Koniec roku fiskalnego, który przypada na marzec 2015, okazał się sporym zaskoczeniem dla Sony. Z prognozowanej wcześniej straty w wysokości 50 miliardów jenów, zrobiło się nagle 230 miliardów, czyli wspomniane 2,14 miliarda dolarów. Tak wyglądają najnowsze prognozy. Jedynie oddział, który zajmuje się konsolami i grami, przynosi Sony zyski. Według szacunków, japoński koncern ma około 40 procent udziału w rynku.
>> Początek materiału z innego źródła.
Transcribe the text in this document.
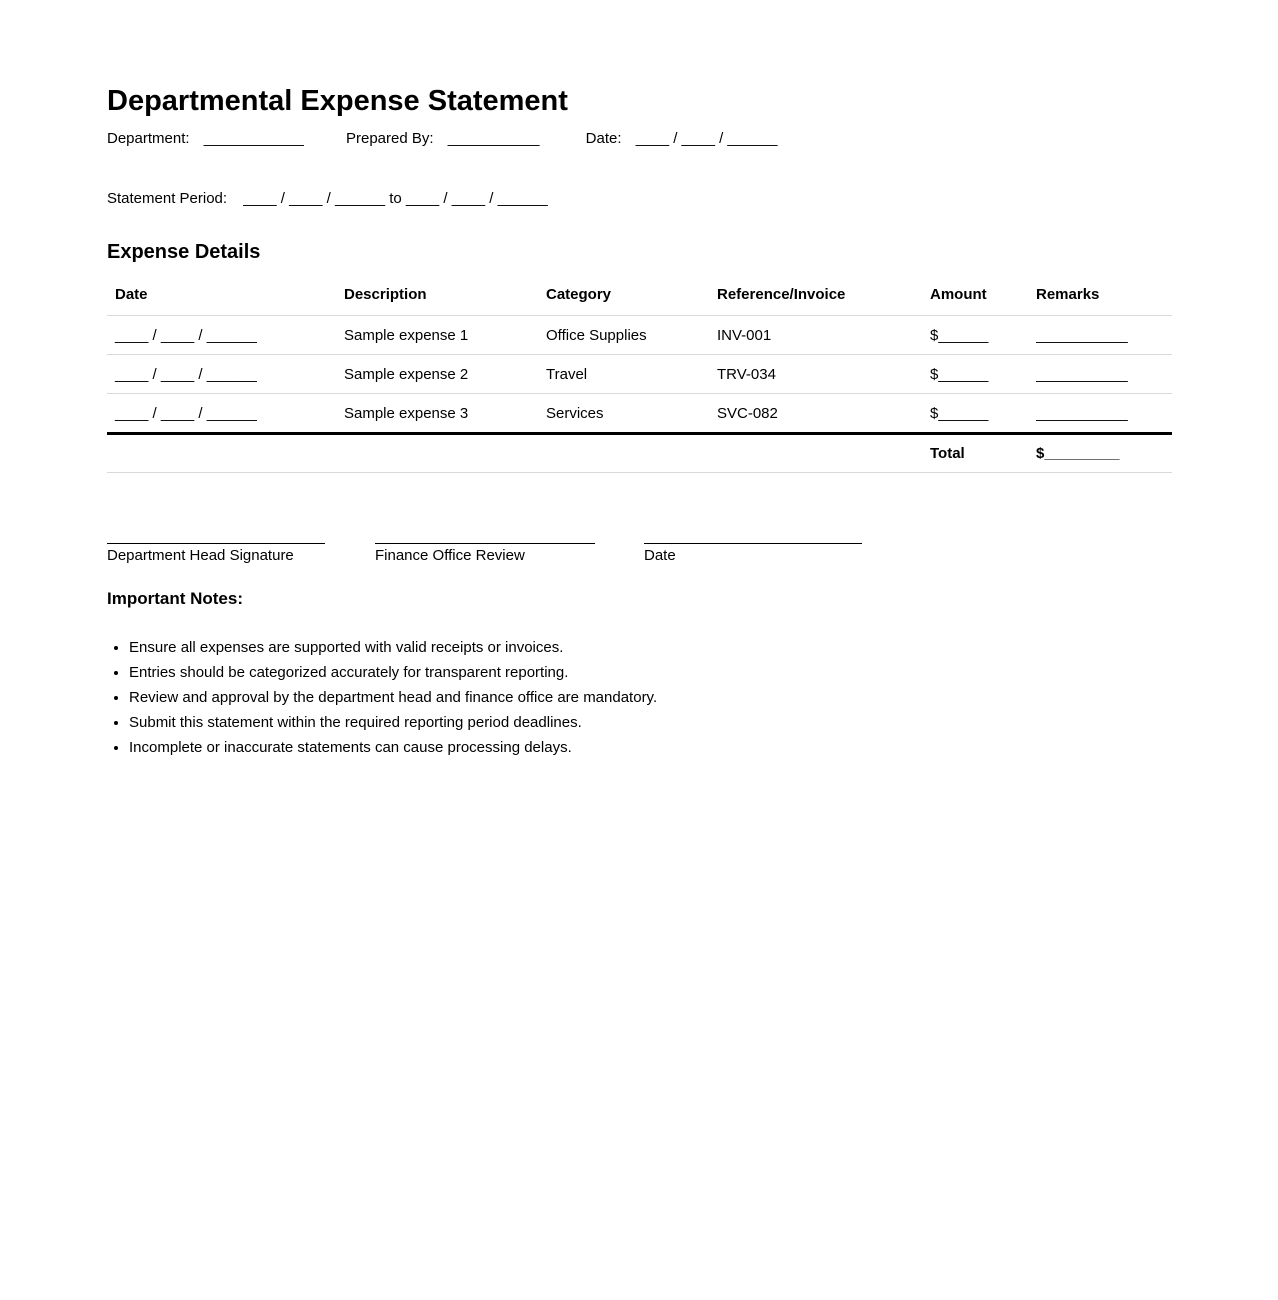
Departmental Expense Statement
Department: ____________	Prepared By: ___________	Date: ____ / ____ / ______
Statement Period: ____ / ____ / ______ to ____ / ____ / ______
Expense Details
Date	Description	Category	Reference/Invoice	Amount	Remarks
____ / ____ / ______	Sample expense 1	Office Supplies	INV-001	$______	___________
____ / ____ / ______	Sample expense 2	Travel	TRV-034	$______	___________
____ / ____ / ______	Sample expense 3	Services	SVC-082	$______	___________
				Total	$_________
Department Head Signature	Finance Office Review	Date
Important Notes:
• Ensure all expenses are supported with valid receipts or invoices.
• Entries should be categorized accurately for transparent reporting.
• Review and approval by the department head and finance office are mandatory.
• Submit this statement within the required reporting period deadlines.
• Incomplete or inaccurate statements can cause processing delays.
Co jednak powoduje największe straty dla całej firmy? Przede wszystkim widać słabnący popyt na telefony komórkowe od Sony z linii Xperia. Według wcześniejszych szacunków, miało się sprzedać około 50 milionów tego rodzaju urządzeń. W praktyce udało się jedynie 43 miliony. Jednym z problemów było to, że Sony nie podpisało kontraktu z największymi operatorami sieci komórkowych w Stanach Zjednoczonych. Ale nie tylko telefony od Sony sprzedają się słabo. Również brakuje chętnych na telewizory japońskiego giganta, który coraz bardziej przegrywa z koreańską konkurencją.